Procuring Construction and Estate Management Professional Services – A Supplier’s Perspective 

With a decade of working with schools and academies on construction and estate management, both as a client and as a consultant, Jonathan Jones of MAC Construction Consultants is well placed to understand the complexities of procuring professional support services.

In this blog he brings his expertise to bear to highlight what you need to do to procure these services in the right way so that you have the right people providing the right services at the right cost and quality; all of which are essential to successful capital projects.

The Need for Estate and Construction Professional Services 

During a decade of working with schools and academies on construction and estate management, both on the client side as Head of Estates for a MAT, and latterly on the consultant side as a Director of a construction consultancy, the complexities of procuring professional support services have become increasingly apparent. 

The need for this professional support is well established. Most notably, the DfE ‘Good Estate Management for Schools’ (GEMS) guidance sets out: 

  • The need for professional expertise on estates projects;  
  • That this expertise may be needed even on the smallest projects; and 
  • Professional support should be procured efficiently to deliver value for money. 

Ensuring you have the right people providing the right services at the right cost and quality is essential to successful capital projects. However, procuring these services in the right way is also essential.  

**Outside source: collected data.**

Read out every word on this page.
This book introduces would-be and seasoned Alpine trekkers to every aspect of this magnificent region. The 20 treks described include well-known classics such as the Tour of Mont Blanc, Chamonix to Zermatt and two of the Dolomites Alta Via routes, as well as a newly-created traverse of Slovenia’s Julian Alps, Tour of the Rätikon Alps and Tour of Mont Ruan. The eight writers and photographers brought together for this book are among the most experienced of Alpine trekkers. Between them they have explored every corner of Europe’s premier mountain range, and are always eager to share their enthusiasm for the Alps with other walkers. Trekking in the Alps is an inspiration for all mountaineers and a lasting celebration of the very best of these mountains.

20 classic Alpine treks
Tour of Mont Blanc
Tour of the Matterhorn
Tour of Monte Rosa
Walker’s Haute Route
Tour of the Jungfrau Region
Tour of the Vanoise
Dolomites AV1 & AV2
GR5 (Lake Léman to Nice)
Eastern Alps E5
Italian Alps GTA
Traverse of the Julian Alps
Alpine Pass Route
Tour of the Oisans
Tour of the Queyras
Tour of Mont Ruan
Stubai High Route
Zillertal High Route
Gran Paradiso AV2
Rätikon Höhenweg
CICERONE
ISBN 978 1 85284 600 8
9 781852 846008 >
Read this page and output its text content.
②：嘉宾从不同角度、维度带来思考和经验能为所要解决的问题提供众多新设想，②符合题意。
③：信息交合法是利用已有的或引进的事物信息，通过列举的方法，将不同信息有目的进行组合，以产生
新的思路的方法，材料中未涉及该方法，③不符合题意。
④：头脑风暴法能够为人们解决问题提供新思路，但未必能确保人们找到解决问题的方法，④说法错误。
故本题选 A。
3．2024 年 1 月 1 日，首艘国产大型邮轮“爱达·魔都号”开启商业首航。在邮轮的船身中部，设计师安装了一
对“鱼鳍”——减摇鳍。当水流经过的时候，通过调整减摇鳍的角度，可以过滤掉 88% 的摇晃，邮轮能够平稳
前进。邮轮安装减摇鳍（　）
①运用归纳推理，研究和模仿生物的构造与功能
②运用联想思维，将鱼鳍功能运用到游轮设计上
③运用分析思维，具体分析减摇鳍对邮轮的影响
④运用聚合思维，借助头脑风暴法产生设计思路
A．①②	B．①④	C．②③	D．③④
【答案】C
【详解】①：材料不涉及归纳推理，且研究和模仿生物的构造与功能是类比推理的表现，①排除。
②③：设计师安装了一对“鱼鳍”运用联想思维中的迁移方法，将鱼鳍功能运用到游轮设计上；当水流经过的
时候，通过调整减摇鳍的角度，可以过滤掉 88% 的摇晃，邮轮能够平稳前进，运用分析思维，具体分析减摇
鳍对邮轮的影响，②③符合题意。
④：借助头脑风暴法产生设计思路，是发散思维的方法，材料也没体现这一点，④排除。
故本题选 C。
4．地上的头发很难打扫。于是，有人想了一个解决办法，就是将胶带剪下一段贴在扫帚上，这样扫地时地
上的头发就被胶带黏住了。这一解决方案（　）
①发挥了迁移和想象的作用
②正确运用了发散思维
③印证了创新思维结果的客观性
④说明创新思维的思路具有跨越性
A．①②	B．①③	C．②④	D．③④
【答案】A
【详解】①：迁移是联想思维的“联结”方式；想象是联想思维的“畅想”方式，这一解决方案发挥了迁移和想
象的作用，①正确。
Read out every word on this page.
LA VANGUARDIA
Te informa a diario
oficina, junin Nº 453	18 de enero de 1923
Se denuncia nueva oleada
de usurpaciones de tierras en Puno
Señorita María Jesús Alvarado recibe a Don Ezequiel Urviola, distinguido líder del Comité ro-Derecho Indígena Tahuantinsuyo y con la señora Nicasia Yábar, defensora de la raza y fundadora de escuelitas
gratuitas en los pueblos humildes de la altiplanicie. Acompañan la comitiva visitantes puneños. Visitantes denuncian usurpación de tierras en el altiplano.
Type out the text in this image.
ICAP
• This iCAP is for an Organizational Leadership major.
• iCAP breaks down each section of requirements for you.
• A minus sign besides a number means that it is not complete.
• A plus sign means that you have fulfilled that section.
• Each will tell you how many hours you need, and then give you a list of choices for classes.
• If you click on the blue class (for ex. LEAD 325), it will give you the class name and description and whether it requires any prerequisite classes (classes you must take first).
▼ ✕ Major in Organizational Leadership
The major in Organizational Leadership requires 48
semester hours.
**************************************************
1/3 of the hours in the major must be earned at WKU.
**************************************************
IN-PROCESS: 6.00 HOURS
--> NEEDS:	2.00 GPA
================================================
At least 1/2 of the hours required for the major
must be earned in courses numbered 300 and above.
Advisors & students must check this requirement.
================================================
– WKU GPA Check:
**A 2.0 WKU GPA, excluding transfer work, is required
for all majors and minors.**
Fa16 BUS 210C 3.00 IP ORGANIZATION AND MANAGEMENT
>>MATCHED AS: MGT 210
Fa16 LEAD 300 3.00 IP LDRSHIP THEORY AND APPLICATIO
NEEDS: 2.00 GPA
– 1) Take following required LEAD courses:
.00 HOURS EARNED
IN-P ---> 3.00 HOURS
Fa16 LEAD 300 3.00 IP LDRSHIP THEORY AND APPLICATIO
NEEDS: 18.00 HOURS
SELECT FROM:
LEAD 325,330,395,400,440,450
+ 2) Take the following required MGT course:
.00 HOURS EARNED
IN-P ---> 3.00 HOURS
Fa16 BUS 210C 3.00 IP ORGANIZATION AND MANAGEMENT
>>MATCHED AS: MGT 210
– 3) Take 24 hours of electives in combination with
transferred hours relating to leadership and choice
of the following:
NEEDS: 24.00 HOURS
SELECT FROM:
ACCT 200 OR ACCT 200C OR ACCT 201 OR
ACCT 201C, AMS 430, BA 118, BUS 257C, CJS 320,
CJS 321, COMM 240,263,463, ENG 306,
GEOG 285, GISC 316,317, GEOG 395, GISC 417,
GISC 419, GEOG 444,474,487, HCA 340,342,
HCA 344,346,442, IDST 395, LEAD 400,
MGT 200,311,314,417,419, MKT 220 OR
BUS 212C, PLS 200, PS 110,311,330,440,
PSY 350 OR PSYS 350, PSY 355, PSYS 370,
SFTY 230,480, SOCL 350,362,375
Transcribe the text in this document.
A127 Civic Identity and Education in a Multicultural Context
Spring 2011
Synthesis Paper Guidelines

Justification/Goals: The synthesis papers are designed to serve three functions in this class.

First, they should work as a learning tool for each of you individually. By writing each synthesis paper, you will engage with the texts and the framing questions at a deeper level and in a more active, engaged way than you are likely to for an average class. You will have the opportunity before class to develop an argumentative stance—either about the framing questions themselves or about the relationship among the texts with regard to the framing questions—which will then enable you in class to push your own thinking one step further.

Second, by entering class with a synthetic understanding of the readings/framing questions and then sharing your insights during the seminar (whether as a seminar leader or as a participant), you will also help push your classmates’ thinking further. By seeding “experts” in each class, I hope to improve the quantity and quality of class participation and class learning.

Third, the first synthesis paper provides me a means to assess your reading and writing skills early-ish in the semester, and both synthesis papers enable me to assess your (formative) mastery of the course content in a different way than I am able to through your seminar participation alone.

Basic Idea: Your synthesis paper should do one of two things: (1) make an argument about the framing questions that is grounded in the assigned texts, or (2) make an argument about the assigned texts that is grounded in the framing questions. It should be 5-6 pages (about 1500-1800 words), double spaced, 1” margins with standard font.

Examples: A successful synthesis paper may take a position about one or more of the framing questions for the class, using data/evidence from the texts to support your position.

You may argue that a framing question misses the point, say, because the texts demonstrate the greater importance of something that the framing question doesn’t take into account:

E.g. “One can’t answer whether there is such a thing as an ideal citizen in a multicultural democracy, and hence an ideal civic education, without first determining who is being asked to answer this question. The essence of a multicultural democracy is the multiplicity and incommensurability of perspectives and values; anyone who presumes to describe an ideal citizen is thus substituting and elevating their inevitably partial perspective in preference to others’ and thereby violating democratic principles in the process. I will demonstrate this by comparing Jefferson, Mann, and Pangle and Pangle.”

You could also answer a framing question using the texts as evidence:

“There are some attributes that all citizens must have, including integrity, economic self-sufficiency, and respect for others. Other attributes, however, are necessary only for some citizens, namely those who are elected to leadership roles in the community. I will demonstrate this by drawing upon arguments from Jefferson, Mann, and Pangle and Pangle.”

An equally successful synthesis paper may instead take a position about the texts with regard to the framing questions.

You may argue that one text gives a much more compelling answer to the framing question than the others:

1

Types of Professional Services – Core and Specialist 

Understanding the different types of professional services is the first step. Helpfully, GEMS provides a list of core and specialist roles required for any project, as illustrated below. 

From a supplier perspective, most consultancy practices do not provide all the core services in-house, which means that they sub-contract or procure them separately on a client’s behalf. The same applies to the specialist services.  

Effective Procurement 

This variation in the types of service means that crafting a competitive and comparable tender exercise is challenging.  There are also key differences between a multi year appointment for multiple projects, or an appointment for a single one-off project. You should therefore aim to answer the following questions: 

  • Which services do I need? If it is a one-off project, you might have a good idea of the core services you need, but the specialist services may not be defined. For a group of projects, consider if you need to procure all of the core services and ‘call them off’ as and when needed. 
  • When will I need them? Consider the project lifecycle. For design services, you may only need these early on. For a Project Manager or Cost Consultant, these are likely to be needed throughout. 
  • Why are they required? Check that you are actually procuring what you need – a lead consultant can help with this using their knowledge and expertise. 
  • Can a single supplier provide everything? For a one-off project this might be the case, for a group of projects or for bigger and more complicated schemes, it is likely you will need to use a range of suppliers. 
  • Is there a need for sub-consultancy arrangements? You’ll need to manage through the procurement process – and provide time for suppliers to develop a supply chain.  
  • What information do I have? Provide information on the project and site. Floor plans, drawings, condition surveys or existing work completed on the project are all useful – but make sure it is relevant.  
  • Who will manage all of this? Do you want a lead consultant overseeing it all and do you have the capacity to manage it? 

Quality vs Cost 

Once you have defined what you need, the tender should clearly assess quality and cost. 

On quality, keep questions simple, word limited and site specific to get the information needed. Key things to think about include: 

  • Consider supplier experience. Have they worked with schools and academies? Can they provide examples of similar projects? What is their knowledge and capacity?  
  • The supplier’s key asset are their people who will be advising you. Where are they based? Who are they and what qualifications do they have? 
  • Is there a supply chain in place for specialist services that the bidder does not provide in-house? Are the companies and individuals named? How will this be managed? How will they procure these for you and ensure best value? 
  • Consider Health and Safety including the Construction Design Management (CDM) Regulations and Principal Designer to keep everyone safe and legally compliant. 

Key things to consider regarding costings include: 

  • Ensure comparability on a fair basis between suppliers so provide them with specific information about your requirements.  
  • If it is a single one-off project, can you request a fixed fee for the different core services required? 
  • If you are not sure about the services required or are planning a group of projects over time, consider using percentage fees for each service. 
  • Keep costing requirements proportionate to the size and scale of the project. If you are only planning to spend £500k over three years on roofing, think if you really need a Building Services engineer. 
  • Do you really need to procure the specialist services or can you leave this to the Lead Consultant as the project develops? 


Managing capital projects can be daunting and the range of services you need is equally complex. Procuring professional services in a robust way ensures that you meet your internal policies and procedures and avoids costly mistakes down the line.  

We recommend early engagement with professional services providers. They will help you define what core services you might require, at what stage, and what specialist services may be needed as the project progresses. As suppliers, we are happy to provide this advice, even when there needs to be a procurement process to respond to in competition with others. 

Once you have selected a professional services partner, this should give you the confidence you need by having the right people providing the right services at the right cost and quality. As a result, you are likely to see better outcomes for your staff and students, who ultimately benefit from a successful capital project.